I may live in one of the top 40 metropolitan area in the country, but as a girl with a few crisp 20s burning a hole in her pocket, I’d rank my environs somewhere near compost level.
I recently received some bonus spending money as a graduation gift from my parents, and I’d love to spend a nice afternoon comparison shopping, ducking in trendy boutiques, and snagging a few great bargains. In my wildest dreams, I’d even pause to regroup with a fresh brew from a local beanery, but Regular Readers already know why that’s a pipe dream.
Simply put, we have no stores. Perhaps “no” is a bit harsh—we currently have an under stocked and overpriced Macy’s, inconveniently located in the nucleus of a ring of construction. We have a Target, but I’m sad to report that it has been reduced to a ghost town in recent weeks as the store braces for a move. In the interest of full disclosure, I will admit to having a Wal Mart, but I haven’t voluntarily entered the not-so-super center in the past decade.
What we do have is a relatively new and reasonably well-maintained JC Penny. I have lots of things from JC Penny. You could, quite possibly, go through my wardrobe and see the history of the JC Penny catalog unfold, not unlike the rings on a felled tree. Capris from the summer ’07 collection. Jeans from winter ’08. Tops from late spring. And so on.
It’s not that I don’t appreciate JC Penny; rather the contrary, actually. They have frequent sales, some of which come in the form of a complete surprise when the total at the register comes up shy of the anticipated damage. And they’re good about sending a steady stream of coupons. So I’m not complaining when I say that I’d like a little variety. After all, it’s not reasonable to expect one store to meet my every fashion whim, let alone some of my non-clothing needs, such as specialty art supplies, which can’t be procured in this town, either, ever since the sudden shuttering of our one lone arts and crafts store.
Now, I don’t doubt for a moment that our plummeting economy has a lot to do with the sad state of commerce in our city. I also don’t doubt the influence of some poor urban development in the mix, either. I trace the trouble back to the razing of our mall back in ’06. I’m the first to admit that the archaic structure needed a complete do-over, however , the implementation of the project mirrors another great Virginia scandal, aka Jim Gilmore’s late-nineties elimination of the car tax. Again, a good idea mismanaged beyond recognition. Turns out you can’t take millions of dollars out of a state’s operating budget without some consequences—it just would have been nice if the consequences had been anticipated. Instead, institutions across the state turned up suddenly poor: museums operated on slim and erratic schedules, libraries were hobbled, and free moonlight canoe rides at our favorite state park now came with a cost-prohibitive price tag of $40.00 for our family of four.
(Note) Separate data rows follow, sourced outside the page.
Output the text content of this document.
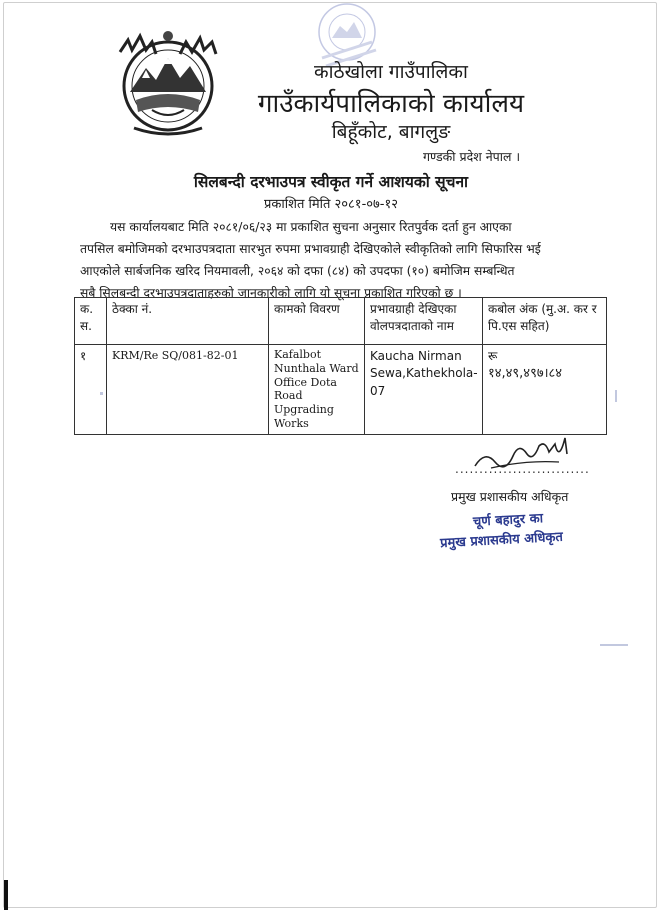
काठेखोला गाउँपालिका
गाउँकार्यपालिकाको कार्यालय
बिहूँकोट, बागलुङ
गण्डकी प्रदेश नेपाल ।
सिलबन्दी दरभाउपत्र स्वीकृत गर्ने आशयको सूचना
प्रकाशित मिति २०८१-०७-१२
यस कार्यालयबाट मिति २०८१/०६/२३ मा प्रकाशित सुचना अनुसार रितपुर्वक दर्ता हुन आएका
तपसिल बमोजिमको दरभाउपत्रदाता सारभुत रुपमा प्रभावग्राही देखिएकोले स्वीकृतिको लागि सिफारिस भई
आएकोले सार्बजनिक खरिद नियमावली, २०६४ को दफा (८४) को उपदफा (१०) बमोजिम सम्बन्धित
सबै सिलबन्दी दरभाउपत्रदाताहरुको जानकारीको लागि यो सूचना प्रकाशित गरिएको छ ।
क. स.	ठेक्का नं.	कामको विवरण	प्रभावग्राही देखिएका वोलपत्रदाताको नाम	कबोल अंक (मु.अ. कर र पि.एस सहित)
१	KRM/Re SQ/081-82-01	Kafalbot Nunthala Ward Office Dota Road Upgrading Works	Kaucha Nirman Sewa,Kathekhola-07	रू
१४,४९,४९७।८४
............................
प्रमुख प्रशासकीय अधिकृत
चूर्ण बहादुर का
प्रमुख प्रशासकीय अधिकृत
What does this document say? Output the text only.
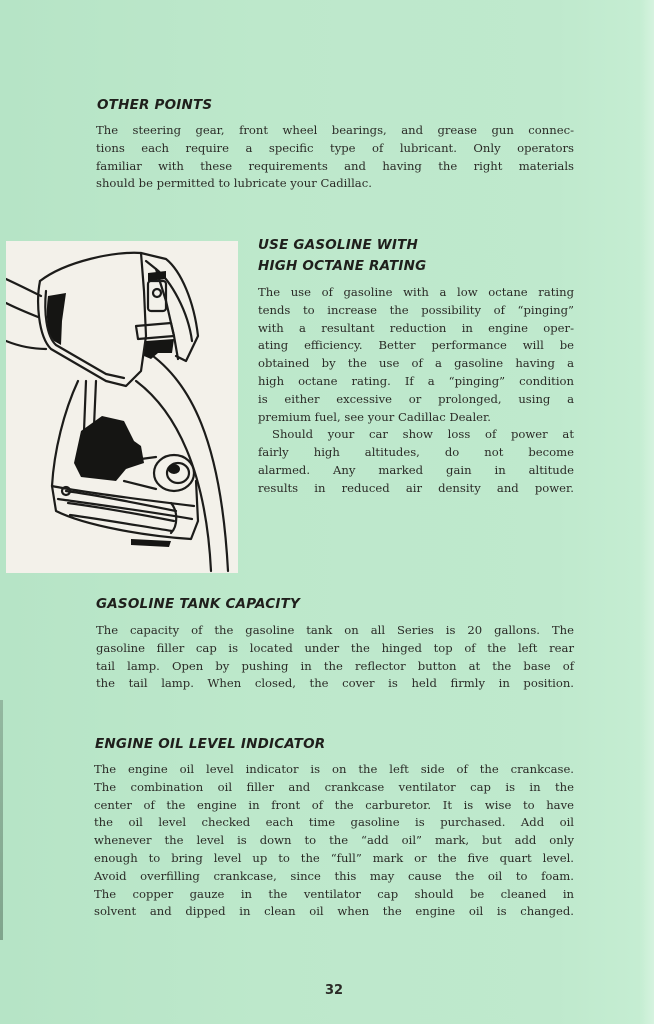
OTHER POINTS
The steering gear, front wheel bearings, and grease gun connec-
tions each require a specific type of lubricant. Only operators
familiar with these requirements and having the right materials
should be permitted to lubricate your Cadillac.
USE GASOLINE WITH
HIGH OCTANE RATING
The use of gasoline with a low octane rating
tends to increase the possibility of “pinging”
with a resultant reduction in engine oper-
ating efficiency. Better performance will be
obtained by the use of a gasoline having a
high octane rating. If a “pinging” condition
is either excessive or prolonged, using a
premium fuel, see your Cadillac Dealer.
Should your car show loss of power at
fairly high altitudes, do not become
alarmed. Any marked gain in altitude
results in reduced air density and power.
GASOLINE TANK CAPACITY
The capacity of the gasoline tank on all Series is 20 gallons. The
gasoline filler cap is located under the hinged top of the left rear
tail lamp. Open by pushing in the reflector button at the base of
the tail lamp. When closed, the cover is held firmly in position.
ENGINE OIL LEVEL INDICATOR
The engine oil level indicator is on the left side of the crankcase.
The combination oil filler and crankcase ventilator cap is in the
center of the engine in front of the carburetor. It is wise to have
the oil level checked each time gasoline is purchased. Add oil
whenever the level is down to the “add oil” mark, but add only
enough to bring level up to the “full” mark or the five quart level.
Avoid overfilling crankcase, since this may cause the oil to foam.
The copper gauze in the ventilator cap should be cleaned in
solvent and dipped in clean oil when the engine oil is changed.
32
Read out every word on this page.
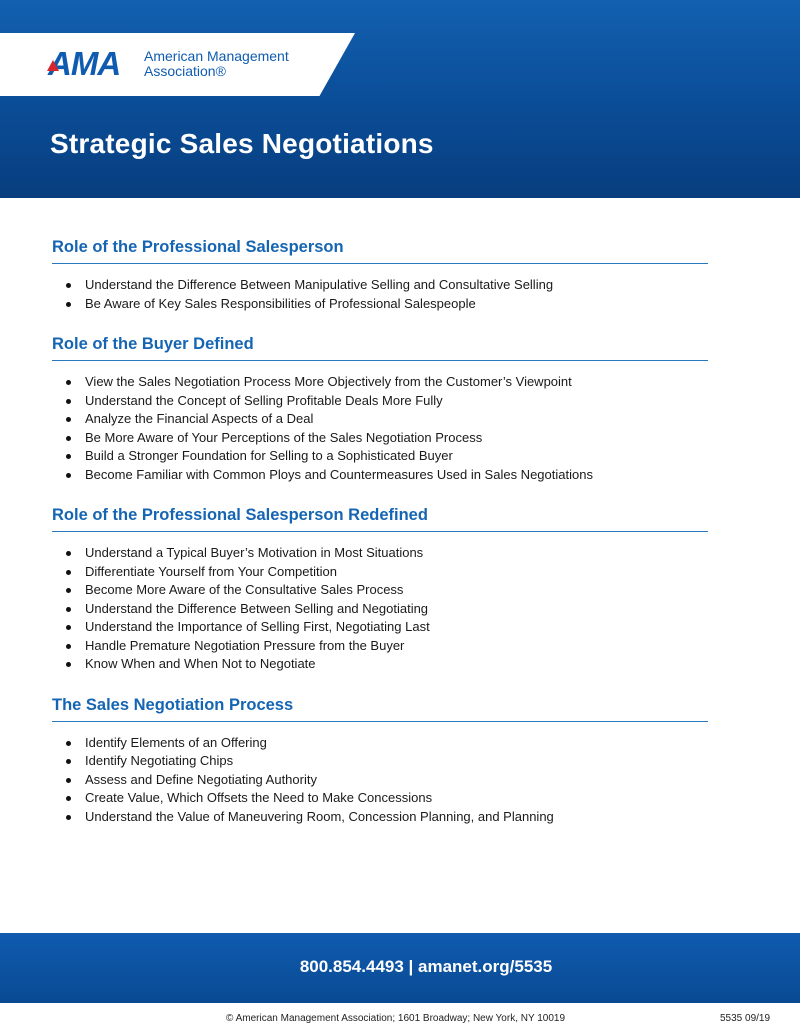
AMA American Management
Association®
Strategic Sales Negotiations
Role of the Professional Salesperson
Understand the Difference Between Manipulative Selling and Consultative Selling
Be Aware of Key Sales Responsibilities of Professional Salespeople
Role of the Buyer Defined
View the Sales Negotiation Process More Objectively from the Customer’s Viewpoint
Understand the Concept of Selling Profitable Deals More Fully
Analyze the Financial Aspects of a Deal
Be More Aware of Your Perceptions of the Sales Negotiation Process
Build a Stronger Foundation for Selling to a Sophisticated Buyer
Become Familiar with Common Ploys and Countermeasures Used in Sales Negotiations
Role of the Professional Salesperson Redefined
Understand a Typical Buyer’s Motivation in Most Situations
Differentiate Yourself from Your Competition
Become More Aware of the Consultative Sales Process
Understand the Difference Between Selling and Negotiating
Understand the Importance of Selling First, Negotiating Last
Handle Premature Negotiation Pressure from the Buyer
Know When and When Not to Negotiate
The Sales Negotiation Process
Identify Elements of an Offering
Identify Negotiating Chips
Assess and Define Negotiating Authority
Create Value, Which Offsets the Need to Make Concessions
Understand the Value of Maneuvering Room, Concession Planning, and Planning
800.854.4493 | amanet.org/5535
© American Management Association; 1601 Broadway; New York, NY 10019	5535 09/19
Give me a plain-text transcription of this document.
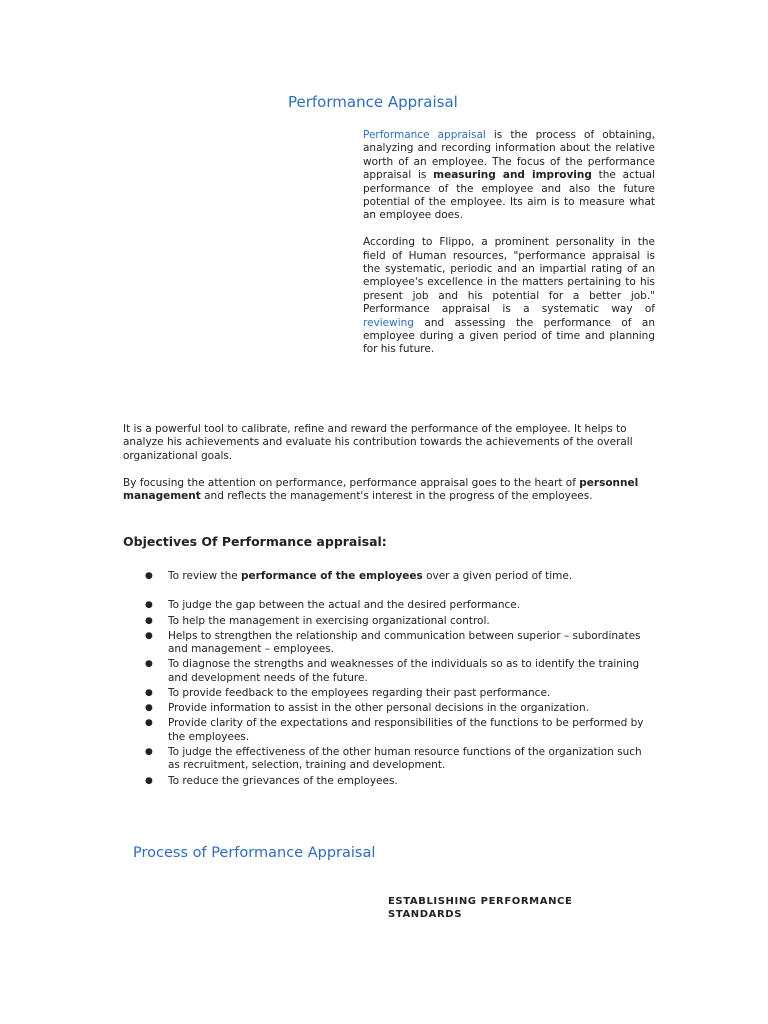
Performance Appraisal

Performance appraisal is the process of obtaining, analyzing and recording information about the relative worth of an employee. The focus of the performance appraisal is measuring and improving the actual performance of the employee and also the future potential of the employee. Its aim is to measure what an employee does.

According to Flippo, a prominent personality in the field of Human resources, "performance appraisal is the systematic, periodic and an impartial rating of an employee's excellence in the matters pertaining to his present job and his potential for a better job." Performance appraisal is a systematic way of reviewing and assessing the performance of an employee during a given period of time and planning for his future.

It is a powerful tool to calibrate, refine and reward the performance of the employee. It helps to analyze his achievements and evaluate his contribution towards the achievements of the overall organizational goals.

By focusing the attention on performance, performance appraisal goes to the heart of personnel management and reflects the management's interest in the progress of the employees.

Objectives Of Performance appraisal:
● To review the performance of the employees over a given period of time.
● To judge the gap between the actual and the desired performance.
● To help the management in exercising organizational control.
● Helps to strengthen the relationship and communication between superior – subordinates and management – employees.
● To diagnose the strengths and weaknesses of the individuals so as to identify the training and development needs of the future.
● To provide feedback to the employees regarding their past performance.
● Provide information to assist in the other personal decisions in the organization.
● Provide clarity of the expectations and responsibilities of the functions to be performed by the employees.
● To judge the effectiveness of the other human resource functions of the organization such as recruitment, selection, training and development.
● To reduce the grievances of the employees.
Process of Performance Appraisal

ESTABLISHING PERFORMANCE STANDARDS
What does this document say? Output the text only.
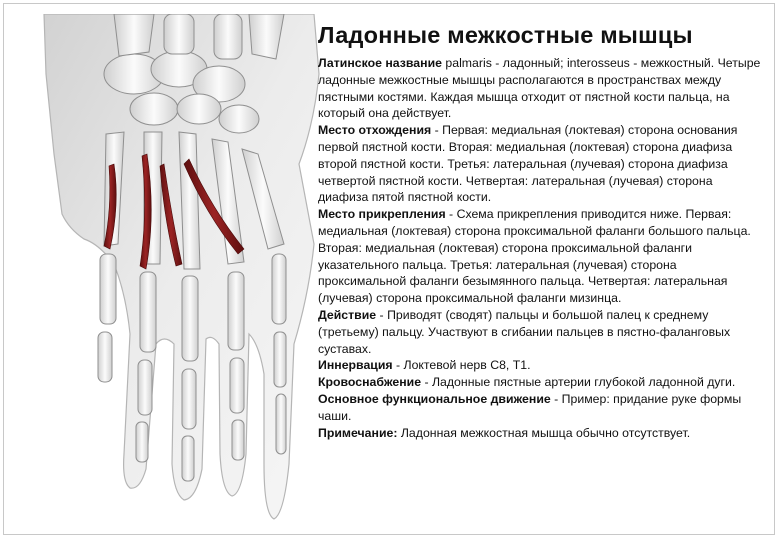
Ладонные межкостные мышцы

Латинское название palmaris - ладонный; interosseus - межкостный. Четыре ладонные межкостные мышцы располагаются в пространствах между пястными костями. Каждая мышца отходит от пястной кости пальца, на который она действует.

Место отхождения - Первая: медиальная (локтевая) сторона основания первой пястной кости. Вторая: медиальная (локтевая) сторона диафиза второй пястной кости. Третья: латеральная (лучевая) сторона диафиза четвертой пястной кости. Четвертая: латеральная (лучевая) сторона диафиза пятой пястной кости.

Место прикрепления - Схема прикрепления приводится ниже. Первая: медиальная (локтевая) сторона проксимальной фаланги большого пальца. Вторая: медиальная (локтевая) сторона проксимальной фаланги указательного пальца. Третья: латеральная (лучевая) сторона проксимальной фаланги безымянного пальца. Четвертая: латеральная (лучевая) сторона проксимальной фаланги мизинца.

Действие - Приводят (сводят) пальцы и большой палец к среднему (третьему) пальцу. Участвуют в сгибании пальцев в пястно-фаланговых суставах.

Иннервация - Локтевой нерв С8, Т1.

Кровоснабжение - Ладонные пястные артерии глубокой ладонной дуги.

Основное функциональное движение - Пример: придание руке формы чаши.

Примечание: Ладонная межкостная мышца обычно отсутствует.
Well, it also turns out you can’t level a city’s primary shopping center without fostering a general since of disillusionment, particularly when near-completion of the new Really Big Deal Shopping Center approaches without much to show. The past months have seen some notable developments—the rubble around the Macy’s has been largely contained, the Barnes and Noble returned…and now (drum roll) Target has moved 500 yards across the road, and a full six days ahead of the grand opening date stamped on a recent circular.
All this may sound like progress. until you rewind 3 years and realize that back then we had a (less than 5 year old) Barnes and Nobel. And a Target. And a JC Penny. And an under stocked and overpriced Macy’s, sans rubble. Not to mention a couple dozen other stores as well. And you start to wonder, what new ground has really been covered? And what’s going to happen to the former Target, anyway? And—of most pressing concern—when am I going to find the time to travel to our neighboring town to shop? Because I’m pretty sure I don’t think I want to spend a dime of this particular spending money at JC Penny or Target. At least until I read over the stack of coupons JC Penny sent this week.